Opponendosi all’atteggiamento che considera lo Stato Islamico come un’istituzione mostruosa totalmente isolata, esonerando così il resto del mondo musulmano delle sue responsabilità, cerca di approfondire la questione delle “radici del male” che si trovano in un modo di vivere l’Islam, purtroppo diffuso, basato sull’interpretazione rigida e arcaica del Corano. Con la volontà di portare una critica costruttiva alla comunità a cui appartiene, Abdennour Bidar chiama il mondo musulmano a mettere in atto delle riforme che affermino chiaramente i principi di libertà, tolleranza e parità di genere. Proponiamo qui la traduzione di alcuni estratti della sua Lettera aperta:

« Caro mondo musulmano, ti vedo partorire di un mostro che pretende chiamarsi Stato Islamico e al quale alcuni preferiscono dare un nome di demonio : DAESH. […] Protesti e dici che questo mostro usurpa la tua identità, e hai certo ragione di farlo. E’ indispensabile che proclami al mondo alto e forte che l’Islam denuncia la barbarie. Ma dalla mia posizione lontana mi pongo un’altra domanda – LA grande domanda: perché questo mostro ti ha rubato l’immagine? […]

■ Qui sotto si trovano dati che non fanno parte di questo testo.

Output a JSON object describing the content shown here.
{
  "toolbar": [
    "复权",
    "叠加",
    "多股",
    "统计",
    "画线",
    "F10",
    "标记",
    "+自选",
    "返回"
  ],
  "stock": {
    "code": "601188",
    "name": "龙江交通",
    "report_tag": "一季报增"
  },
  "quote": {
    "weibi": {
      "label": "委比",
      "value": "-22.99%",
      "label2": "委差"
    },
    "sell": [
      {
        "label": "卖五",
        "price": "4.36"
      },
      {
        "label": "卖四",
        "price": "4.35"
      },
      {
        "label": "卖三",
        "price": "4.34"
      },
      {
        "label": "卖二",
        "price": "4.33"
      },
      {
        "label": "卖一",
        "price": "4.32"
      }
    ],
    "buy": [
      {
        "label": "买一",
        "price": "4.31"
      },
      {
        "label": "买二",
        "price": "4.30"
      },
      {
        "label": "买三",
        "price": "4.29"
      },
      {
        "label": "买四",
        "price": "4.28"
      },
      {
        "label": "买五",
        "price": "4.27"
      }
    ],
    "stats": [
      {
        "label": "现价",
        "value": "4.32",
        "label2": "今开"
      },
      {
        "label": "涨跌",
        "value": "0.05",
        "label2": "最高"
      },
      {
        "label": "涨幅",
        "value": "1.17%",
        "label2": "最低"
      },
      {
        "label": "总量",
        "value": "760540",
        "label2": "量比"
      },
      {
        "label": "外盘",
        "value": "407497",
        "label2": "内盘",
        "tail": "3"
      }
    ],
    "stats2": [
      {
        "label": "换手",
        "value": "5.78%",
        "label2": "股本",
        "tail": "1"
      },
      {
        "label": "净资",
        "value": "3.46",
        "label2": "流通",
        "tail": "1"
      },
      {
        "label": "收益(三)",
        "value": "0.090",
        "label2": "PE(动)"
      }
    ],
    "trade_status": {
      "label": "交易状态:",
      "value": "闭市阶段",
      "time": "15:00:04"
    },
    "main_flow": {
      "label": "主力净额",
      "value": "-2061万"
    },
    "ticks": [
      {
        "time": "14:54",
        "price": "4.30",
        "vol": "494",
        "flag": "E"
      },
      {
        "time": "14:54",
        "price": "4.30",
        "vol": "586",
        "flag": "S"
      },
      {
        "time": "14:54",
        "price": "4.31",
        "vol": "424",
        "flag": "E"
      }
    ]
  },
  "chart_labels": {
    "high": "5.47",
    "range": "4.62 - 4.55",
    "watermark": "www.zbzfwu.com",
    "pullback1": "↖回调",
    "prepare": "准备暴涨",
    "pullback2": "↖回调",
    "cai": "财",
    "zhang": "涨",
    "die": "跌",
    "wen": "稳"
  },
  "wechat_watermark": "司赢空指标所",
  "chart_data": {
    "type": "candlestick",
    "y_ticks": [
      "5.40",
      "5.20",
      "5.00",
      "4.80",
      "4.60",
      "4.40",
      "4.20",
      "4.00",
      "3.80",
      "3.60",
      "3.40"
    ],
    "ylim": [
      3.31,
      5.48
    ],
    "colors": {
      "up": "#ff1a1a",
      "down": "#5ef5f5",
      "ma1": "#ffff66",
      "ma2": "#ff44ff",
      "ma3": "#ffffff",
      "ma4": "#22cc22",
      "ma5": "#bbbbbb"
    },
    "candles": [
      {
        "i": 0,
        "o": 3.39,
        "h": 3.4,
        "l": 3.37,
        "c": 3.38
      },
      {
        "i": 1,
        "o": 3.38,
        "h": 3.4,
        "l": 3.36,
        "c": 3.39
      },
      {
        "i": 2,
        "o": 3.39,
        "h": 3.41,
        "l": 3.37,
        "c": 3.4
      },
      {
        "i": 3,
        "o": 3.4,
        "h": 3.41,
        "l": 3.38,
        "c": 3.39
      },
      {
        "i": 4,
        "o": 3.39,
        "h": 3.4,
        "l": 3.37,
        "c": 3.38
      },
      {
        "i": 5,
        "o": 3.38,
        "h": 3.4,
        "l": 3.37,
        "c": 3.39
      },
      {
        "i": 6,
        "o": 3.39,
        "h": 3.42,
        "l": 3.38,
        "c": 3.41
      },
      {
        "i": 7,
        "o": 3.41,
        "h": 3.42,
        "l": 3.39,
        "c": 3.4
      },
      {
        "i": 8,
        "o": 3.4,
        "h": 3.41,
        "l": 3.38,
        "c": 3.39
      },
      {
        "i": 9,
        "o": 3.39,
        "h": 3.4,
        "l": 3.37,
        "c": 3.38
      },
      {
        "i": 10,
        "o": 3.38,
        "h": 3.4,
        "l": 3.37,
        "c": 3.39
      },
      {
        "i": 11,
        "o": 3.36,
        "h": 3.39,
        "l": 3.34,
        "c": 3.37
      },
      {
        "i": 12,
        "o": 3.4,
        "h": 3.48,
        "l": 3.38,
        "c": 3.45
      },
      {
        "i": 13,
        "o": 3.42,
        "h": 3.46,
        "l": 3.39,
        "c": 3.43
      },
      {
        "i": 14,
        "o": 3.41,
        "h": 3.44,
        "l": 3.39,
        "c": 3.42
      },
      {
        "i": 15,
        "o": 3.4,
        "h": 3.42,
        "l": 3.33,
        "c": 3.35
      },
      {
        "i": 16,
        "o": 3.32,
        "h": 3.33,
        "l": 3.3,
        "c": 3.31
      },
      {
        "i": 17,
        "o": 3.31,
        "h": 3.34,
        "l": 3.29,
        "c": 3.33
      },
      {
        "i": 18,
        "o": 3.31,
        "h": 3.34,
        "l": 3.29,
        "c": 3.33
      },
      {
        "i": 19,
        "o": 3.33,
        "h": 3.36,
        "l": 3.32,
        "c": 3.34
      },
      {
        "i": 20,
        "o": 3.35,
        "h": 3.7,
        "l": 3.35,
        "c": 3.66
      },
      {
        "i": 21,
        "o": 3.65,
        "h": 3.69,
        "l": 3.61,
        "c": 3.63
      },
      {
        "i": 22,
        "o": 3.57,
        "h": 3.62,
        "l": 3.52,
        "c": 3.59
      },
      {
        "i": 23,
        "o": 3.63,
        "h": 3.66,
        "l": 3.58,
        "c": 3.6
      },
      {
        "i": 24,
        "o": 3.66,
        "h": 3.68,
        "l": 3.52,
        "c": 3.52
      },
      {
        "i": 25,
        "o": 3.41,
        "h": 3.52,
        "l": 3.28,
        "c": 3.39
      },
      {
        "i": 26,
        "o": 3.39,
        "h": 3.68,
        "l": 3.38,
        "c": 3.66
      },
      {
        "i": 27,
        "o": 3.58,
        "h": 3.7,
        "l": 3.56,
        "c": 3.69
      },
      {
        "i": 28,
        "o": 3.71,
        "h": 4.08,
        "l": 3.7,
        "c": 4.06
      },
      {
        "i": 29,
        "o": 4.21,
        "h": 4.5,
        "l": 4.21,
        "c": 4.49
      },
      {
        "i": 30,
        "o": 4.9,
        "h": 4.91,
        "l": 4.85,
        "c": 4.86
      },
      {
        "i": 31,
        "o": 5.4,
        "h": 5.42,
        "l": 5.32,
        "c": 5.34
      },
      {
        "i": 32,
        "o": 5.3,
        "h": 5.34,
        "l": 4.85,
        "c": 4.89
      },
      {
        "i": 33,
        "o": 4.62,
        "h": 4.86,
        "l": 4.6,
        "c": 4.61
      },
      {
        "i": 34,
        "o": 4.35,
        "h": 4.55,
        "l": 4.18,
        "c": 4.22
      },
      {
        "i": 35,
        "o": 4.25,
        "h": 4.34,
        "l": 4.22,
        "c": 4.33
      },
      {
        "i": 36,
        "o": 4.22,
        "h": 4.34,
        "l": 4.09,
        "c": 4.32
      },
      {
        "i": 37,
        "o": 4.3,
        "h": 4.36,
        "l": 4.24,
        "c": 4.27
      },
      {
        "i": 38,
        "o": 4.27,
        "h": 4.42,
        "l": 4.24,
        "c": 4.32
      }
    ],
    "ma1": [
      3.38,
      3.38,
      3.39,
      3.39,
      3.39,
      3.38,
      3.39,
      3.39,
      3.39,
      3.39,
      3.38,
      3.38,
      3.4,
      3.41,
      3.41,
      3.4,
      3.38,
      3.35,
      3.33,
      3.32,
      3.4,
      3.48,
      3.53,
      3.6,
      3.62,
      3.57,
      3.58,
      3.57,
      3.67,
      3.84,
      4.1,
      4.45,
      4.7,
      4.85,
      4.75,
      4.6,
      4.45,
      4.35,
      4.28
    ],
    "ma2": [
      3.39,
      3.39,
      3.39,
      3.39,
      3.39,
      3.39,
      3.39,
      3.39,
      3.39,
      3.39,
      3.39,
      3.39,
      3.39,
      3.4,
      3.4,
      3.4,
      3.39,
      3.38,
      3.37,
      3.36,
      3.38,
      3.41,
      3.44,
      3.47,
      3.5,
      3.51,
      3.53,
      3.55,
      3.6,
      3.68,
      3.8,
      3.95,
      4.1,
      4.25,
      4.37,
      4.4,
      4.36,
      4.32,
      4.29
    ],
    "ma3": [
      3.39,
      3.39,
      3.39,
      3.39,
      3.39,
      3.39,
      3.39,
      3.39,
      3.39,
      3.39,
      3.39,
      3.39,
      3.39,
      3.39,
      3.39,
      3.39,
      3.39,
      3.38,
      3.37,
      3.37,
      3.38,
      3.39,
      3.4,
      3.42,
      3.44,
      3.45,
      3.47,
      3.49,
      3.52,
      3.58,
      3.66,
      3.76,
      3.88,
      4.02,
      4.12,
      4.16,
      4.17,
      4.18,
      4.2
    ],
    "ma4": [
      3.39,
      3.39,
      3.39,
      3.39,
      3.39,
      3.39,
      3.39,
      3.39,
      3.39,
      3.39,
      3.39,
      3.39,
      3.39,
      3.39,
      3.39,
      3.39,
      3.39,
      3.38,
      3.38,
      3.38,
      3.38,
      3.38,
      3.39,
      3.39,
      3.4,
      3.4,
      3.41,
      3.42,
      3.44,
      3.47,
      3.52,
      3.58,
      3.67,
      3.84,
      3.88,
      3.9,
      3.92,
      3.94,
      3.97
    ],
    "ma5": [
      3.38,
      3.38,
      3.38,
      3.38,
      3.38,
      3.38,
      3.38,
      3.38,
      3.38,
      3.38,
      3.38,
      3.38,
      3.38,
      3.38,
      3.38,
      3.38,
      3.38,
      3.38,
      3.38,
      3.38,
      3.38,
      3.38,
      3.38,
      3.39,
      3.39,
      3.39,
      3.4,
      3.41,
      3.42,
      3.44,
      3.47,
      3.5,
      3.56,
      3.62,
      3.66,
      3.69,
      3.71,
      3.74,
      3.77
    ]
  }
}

Questo problema è quello delle radici del male. Da dove vengono i delitti di questo presupposto “Stato Islamico”? Te lo dirò, amico mio. E non ti piacerà, ma è il mio dovere di filosofo. Le radici di questo male che ti ruba il viso sono in te stesso, il mostro è uscito fuori dal tuo stesso ventre – e ne usciranno fuori altri peggiori di questo ancora fintantoché tarderai ad ammettere la tua malattia, per attaccare finalmente questa radice del male! […] le malattie croniche sono le seguenti: incapacità di istituire democrazie durature nelle quali sia riconosciuta come diritto morale e politico la libertà di coscienza nei confronti dei dogmi della religione; croniche difficoltà a migliorare la condizione delle donne nel senso dell’uguaglianza, della responsabilità e della libertà; impotenza nel separare abbastanza il potere politico dal controllo dell’autorità religiosa; incapacità di istituire rispetto, tolleranza e un vero e proprio riconoscimento del pluralismo religioso e delle minoranze religiose. […] Tutto quello sarebbe quindi colpa dell’Occidente? Quanto prezioso tempo perderai ancora, o caro mondo musulmano, con questa accusa stupida a cui te stesso non credi più, e dietro la quale ti nascondi per continuare a mentire a te stesso?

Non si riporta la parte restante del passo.